Gruplarınızı Görmek İçin Üye Girişi Yapın
BEDİÜZZAMAN VE NECİP FAZIL
Emekli Yarbay Avni Toktor anlatıyor:
“3 Şubat 1952’de Necip Fazıl Beyi ziyaret etmiştim. Bana, bir gün evvel randevu aldığını, Bediüzzaman’ı ziyarete gideceğini söyledi. Birlikte yola çıktık.
“Yolda, Necip Fazıl, halkımızın birçok alim hakkında abartılı şeyler anlattığını, veli olmayanlara da veli nazarıyla baktıklarını söyledi. Fakat ‘kendini beğenmişin biridir.’ diye ilave etti. Eserlerini okumadığını, ama okuyacağını belirtti.
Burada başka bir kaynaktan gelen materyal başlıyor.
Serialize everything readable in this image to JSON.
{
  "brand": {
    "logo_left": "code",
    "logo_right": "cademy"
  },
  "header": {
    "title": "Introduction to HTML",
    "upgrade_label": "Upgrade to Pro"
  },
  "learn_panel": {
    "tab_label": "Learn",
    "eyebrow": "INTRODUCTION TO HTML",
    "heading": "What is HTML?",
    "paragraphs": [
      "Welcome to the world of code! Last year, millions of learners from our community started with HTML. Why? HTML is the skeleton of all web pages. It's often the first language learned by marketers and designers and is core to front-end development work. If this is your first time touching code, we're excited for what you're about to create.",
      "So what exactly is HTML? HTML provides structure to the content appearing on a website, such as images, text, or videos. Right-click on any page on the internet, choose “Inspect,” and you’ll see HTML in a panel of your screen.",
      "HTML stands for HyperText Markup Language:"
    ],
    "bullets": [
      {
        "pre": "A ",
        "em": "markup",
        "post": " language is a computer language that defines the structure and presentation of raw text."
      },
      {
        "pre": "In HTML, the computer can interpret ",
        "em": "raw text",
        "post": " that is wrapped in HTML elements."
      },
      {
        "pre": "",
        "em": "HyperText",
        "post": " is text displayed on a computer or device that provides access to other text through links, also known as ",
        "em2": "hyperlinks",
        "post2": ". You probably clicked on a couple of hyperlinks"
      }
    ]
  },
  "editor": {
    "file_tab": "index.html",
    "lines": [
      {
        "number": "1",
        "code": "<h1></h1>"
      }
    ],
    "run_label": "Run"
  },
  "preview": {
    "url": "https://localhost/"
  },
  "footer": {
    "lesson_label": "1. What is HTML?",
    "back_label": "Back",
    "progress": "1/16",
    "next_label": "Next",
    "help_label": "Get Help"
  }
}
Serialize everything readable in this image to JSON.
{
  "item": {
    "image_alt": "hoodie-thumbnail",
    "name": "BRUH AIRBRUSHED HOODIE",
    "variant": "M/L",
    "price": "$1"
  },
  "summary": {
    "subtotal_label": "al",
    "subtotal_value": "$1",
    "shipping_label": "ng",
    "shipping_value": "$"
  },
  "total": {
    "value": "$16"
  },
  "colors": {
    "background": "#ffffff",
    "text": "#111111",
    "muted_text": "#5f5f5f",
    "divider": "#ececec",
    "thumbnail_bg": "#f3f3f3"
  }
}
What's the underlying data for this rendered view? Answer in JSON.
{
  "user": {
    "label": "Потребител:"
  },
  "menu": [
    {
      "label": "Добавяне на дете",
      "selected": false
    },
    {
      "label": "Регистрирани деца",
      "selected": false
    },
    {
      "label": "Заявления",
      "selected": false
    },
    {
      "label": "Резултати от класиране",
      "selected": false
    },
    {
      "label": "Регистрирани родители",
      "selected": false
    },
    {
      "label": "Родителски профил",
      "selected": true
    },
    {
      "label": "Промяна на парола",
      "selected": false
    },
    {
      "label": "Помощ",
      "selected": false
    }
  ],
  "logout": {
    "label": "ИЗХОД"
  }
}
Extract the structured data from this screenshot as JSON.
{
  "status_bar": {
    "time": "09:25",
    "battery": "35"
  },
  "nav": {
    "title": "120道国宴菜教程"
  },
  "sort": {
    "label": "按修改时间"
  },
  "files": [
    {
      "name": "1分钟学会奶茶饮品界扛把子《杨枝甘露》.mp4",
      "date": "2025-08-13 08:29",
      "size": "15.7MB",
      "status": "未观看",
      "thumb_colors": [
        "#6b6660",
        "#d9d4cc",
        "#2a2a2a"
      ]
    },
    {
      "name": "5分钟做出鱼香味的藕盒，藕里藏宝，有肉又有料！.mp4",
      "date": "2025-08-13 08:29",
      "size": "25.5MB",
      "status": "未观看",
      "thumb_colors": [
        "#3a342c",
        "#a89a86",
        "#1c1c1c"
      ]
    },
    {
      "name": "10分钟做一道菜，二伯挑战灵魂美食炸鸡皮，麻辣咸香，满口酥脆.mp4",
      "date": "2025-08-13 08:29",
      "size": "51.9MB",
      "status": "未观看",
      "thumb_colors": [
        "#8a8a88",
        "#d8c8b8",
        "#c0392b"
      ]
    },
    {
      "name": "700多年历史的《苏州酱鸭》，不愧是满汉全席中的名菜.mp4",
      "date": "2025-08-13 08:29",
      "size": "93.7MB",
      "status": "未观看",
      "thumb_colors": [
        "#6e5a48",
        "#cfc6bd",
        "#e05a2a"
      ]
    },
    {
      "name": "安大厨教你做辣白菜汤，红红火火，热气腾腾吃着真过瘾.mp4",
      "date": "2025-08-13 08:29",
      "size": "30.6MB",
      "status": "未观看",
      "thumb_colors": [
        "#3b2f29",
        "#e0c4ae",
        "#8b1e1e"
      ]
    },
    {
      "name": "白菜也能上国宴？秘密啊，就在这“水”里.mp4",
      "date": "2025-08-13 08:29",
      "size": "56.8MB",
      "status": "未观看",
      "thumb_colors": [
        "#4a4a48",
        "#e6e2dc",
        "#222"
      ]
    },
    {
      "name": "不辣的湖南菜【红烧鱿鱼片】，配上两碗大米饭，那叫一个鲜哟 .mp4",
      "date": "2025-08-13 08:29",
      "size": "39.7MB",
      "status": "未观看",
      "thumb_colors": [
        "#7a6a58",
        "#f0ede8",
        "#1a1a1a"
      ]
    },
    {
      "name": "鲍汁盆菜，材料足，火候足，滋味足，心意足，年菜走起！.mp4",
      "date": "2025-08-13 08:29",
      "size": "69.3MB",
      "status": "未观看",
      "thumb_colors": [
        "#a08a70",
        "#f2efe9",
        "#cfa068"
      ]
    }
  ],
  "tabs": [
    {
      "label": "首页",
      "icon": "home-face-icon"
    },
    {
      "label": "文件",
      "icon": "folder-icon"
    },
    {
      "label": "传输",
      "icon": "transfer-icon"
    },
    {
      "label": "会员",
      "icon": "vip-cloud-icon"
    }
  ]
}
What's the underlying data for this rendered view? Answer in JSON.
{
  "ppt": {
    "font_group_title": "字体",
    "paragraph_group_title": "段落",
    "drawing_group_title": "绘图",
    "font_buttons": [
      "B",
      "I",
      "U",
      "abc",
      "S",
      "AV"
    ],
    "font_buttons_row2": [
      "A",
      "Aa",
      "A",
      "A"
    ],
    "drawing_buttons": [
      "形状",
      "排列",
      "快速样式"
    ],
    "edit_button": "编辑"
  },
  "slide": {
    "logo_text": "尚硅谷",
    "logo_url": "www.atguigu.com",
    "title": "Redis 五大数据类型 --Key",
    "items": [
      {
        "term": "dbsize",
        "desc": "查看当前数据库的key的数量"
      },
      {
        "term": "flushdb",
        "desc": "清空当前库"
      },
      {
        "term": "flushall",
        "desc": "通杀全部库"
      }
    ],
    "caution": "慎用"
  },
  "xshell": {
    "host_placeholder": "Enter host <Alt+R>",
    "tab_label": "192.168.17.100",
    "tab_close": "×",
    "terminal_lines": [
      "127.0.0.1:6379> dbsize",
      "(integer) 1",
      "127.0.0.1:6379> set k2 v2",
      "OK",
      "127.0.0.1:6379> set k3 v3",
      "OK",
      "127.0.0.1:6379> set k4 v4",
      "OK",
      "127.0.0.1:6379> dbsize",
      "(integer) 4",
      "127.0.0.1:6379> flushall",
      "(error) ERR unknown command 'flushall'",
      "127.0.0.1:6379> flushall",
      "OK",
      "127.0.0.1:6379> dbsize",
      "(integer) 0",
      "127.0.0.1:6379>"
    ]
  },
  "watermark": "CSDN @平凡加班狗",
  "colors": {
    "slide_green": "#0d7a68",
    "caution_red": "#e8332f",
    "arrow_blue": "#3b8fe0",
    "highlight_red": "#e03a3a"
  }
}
“Akşehir Oteli’nin önüne geldiğimizde, etrafta polisler vardı. İçeriye girerken hüviyetlerimiz kontrol edildi.
“ Otelin dördüncü katına çıktığımızda, Bediüzzaman Hazretleri bizi kapıda ve ayakta karşıladı. Girişte Necip Fazıl selam vermişti. Bediüzzaman Hazretleri, daha selamı almadan, kendisine has şark şivesiyle, ‘Necip Fazıl Bey kardaşım, ben kendimi kendime beğendirmemişem.’dedi!
“Bu sözler bende bir anda irkinti yaptı. Bu sözler, doğrudan doğruya Necip Fazıl’ın konuşmasına bir cevap teşkil ediyordu.”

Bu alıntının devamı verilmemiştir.